Egyptian authorities accuse Durham couple of human trafficking
Posted March 16, 2009
Durham, N.C. — A Durham couple pleaded not guilty in an Egyptian court Saturday to charges that they tried to buy babies and forge birth certificates.
About three months ago, Louis Andros and Iris Botros, who own Zorba's Greek restaurant on N.C. Highway 55, went to Botros' native Egypt to adopt a 3-month-old boy and girl.
But when they went to the U.S. Embassy to get papers to bring the children home, embassy staffers called Egyptian authorities.
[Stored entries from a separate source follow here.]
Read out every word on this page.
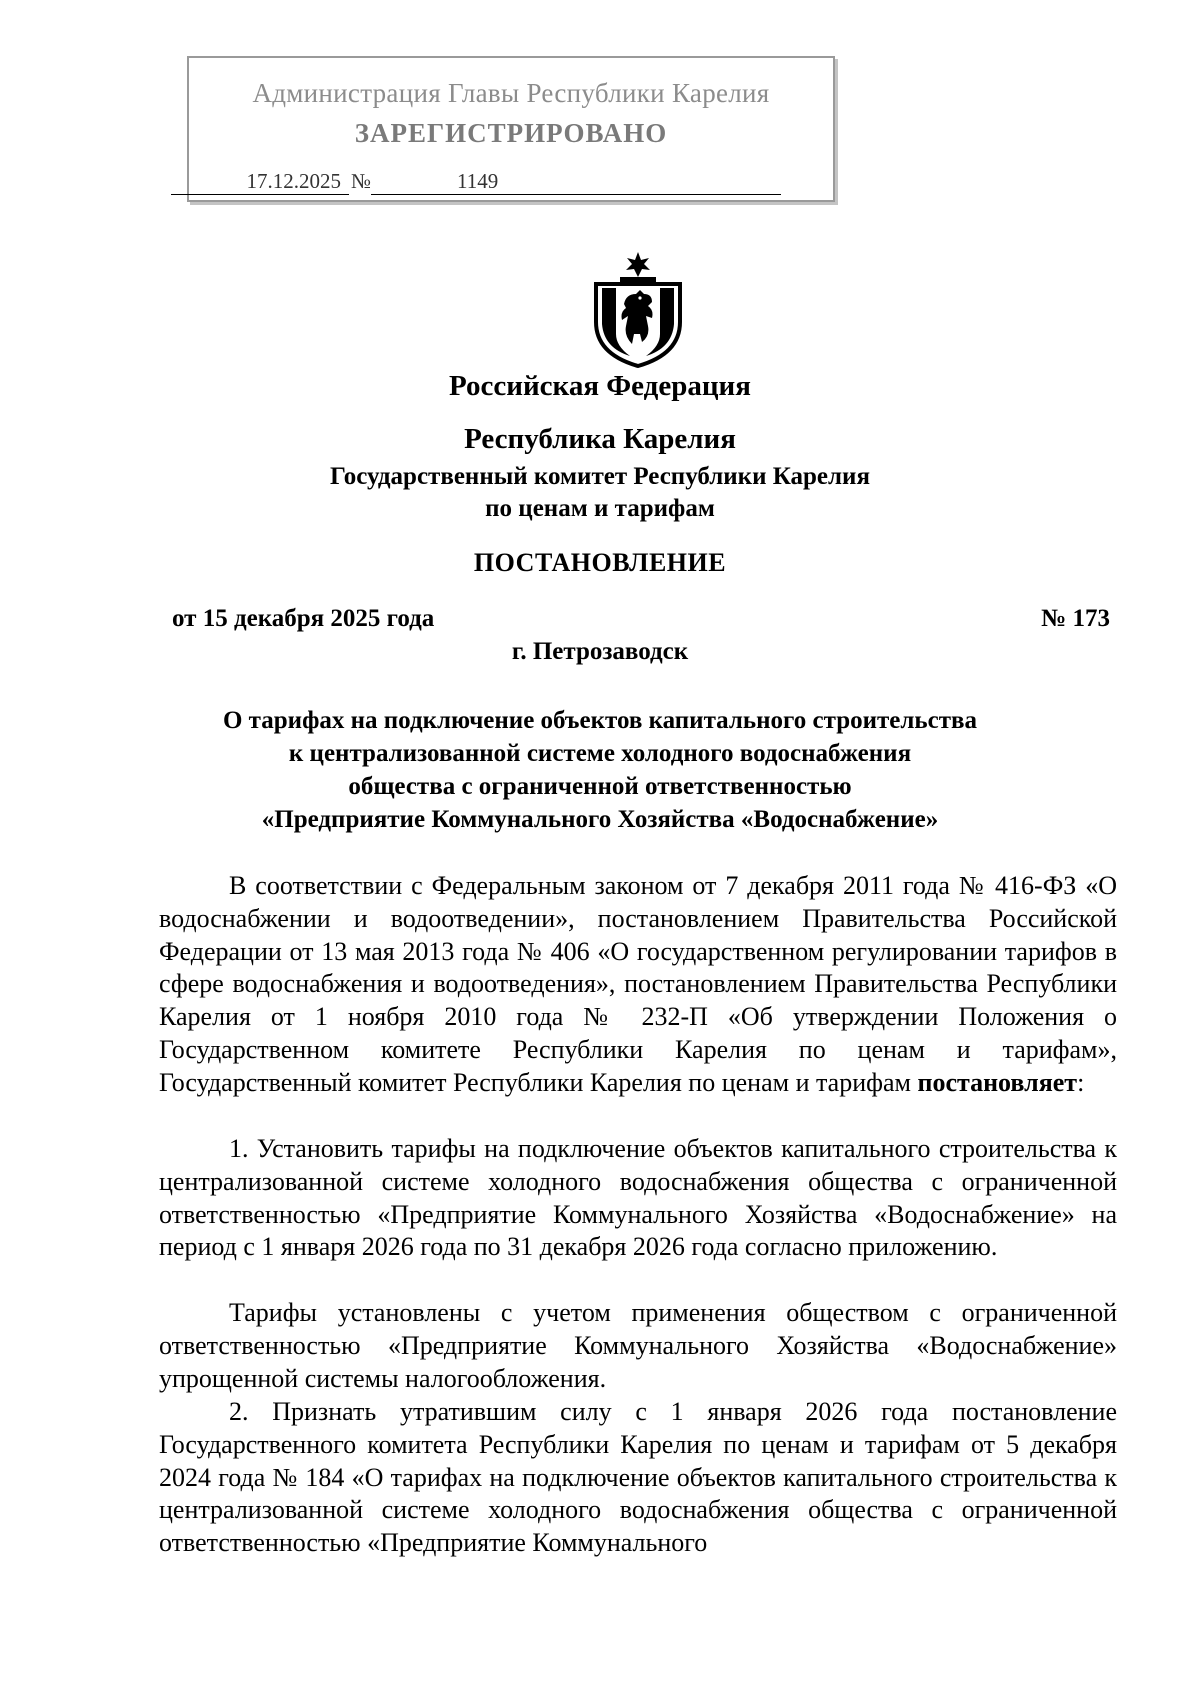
Администрация Главы Республики Карелия
ЗАРЕГИСТРИРОВАНО
17.12.2025 №	1149
Российская Федерация
Республика Карелия
Государственный комитет Республики Карелия
по ценам и тарифам
ПОСТАНОВЛЕНИЕ
от 15 декабря 2025 года	№ 173
г. Петрозаводск
О тарифах на подключение объектов капитального строительства
к централизованной системе холодного водоснабжения
общества с ограниченной ответственностью
«Предприятие Коммунального Хозяйства «Водоснабжение»

В соответствии с Федеральным законом от 7 декабря 2011 года № 416-ФЗ «О водоснабжении и водоотведении», постановлением Правительства Российской Федерации от 13 мая 2013 года № 406 «О государственном регулировании тарифов в сфере водоснабжения и водоотведения», постановлением Правительства Республики Карелия от 1 ноября 2010 года № 232-П «Об утверждении Положения о Государственном комитете Республики Карелия по ценам и тарифам», Государственный комитет Республики Карелия по ценам и тарифам постановляет:

1. Установить тарифы на подключение объектов капитального строительства к централизованной системе холодного водоснабжения общества с ограниченной ответственностью «Предприятие Коммунального Хозяйства «Водоснабжение» на период с 1 января 2026 года по 31 декабря 2026 года согласно приложению.

Тарифы установлены с учетом применения обществом с ограниченной ответственностью «Предприятие Коммунального Хозяйства «Водоснабжение» упрощенной системы налогообложения.

2. Признать утратившим силу с 1 января 2026 года постановление Государственного комитета Республики Карелия по ценам и тарифам от 5 декабря 2024 года № 184 «О тарифах на подключение объектов капитального строительства к централизованной системе холодного водоснабжения общества с ограниченной ответственностью «Предприятие Коммунального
Police arrested the couple on charges of trying to buy children, using forged documents and helping to forge documents.
"Our American Embassy, you know, instead of helping us, put us in jail," Andros told CNN.
On Saturday, the couple appeared in a Cairo courtroom, handcuffed and inside a cage, CNN reported.
"You know, it's mind boggling," their friend, David Barnette, said in Durham.
The couple had struggled with infertility for years, and Botros began working with an Egyptian church to arrange the adoption. However, adoption was made illegal in Egypt last year and violates Islamic law – facts that Botros said she and her husband didn't know.
"They had been dreaming of children. ... They are now in jail because of this dream," said the couple's lawyer, Sameh Ahmed Saleh. "They didn't know they were making something against the law in Egypt."
Botros is a green-card resident of the U.S., and Andros is a naturalized U.S. citizen who immigrated from Greece when he was 15 years old.
"Adoption is legal in the Christian religion. And because she's lived in the U.S.for 15 years, both ways, she couldn't realize she was doing something wrong," Saleh said.
Egyptian authorities also arrested two other couples as part of beginning a wider crackdown on human trafficking.
"We will not get a fair trial," Botros said.
If found guilty, Andros and Botros could spend 15 years in an Egyptian prison. They will remain in a jail until their next court appearance on May 16.
Meanwhile, their friends say, their restaurant is struggling to survive without them.
"It's hard to believe they can't come back," Barnette said.
The children in all the cases have been returned to their orphanages.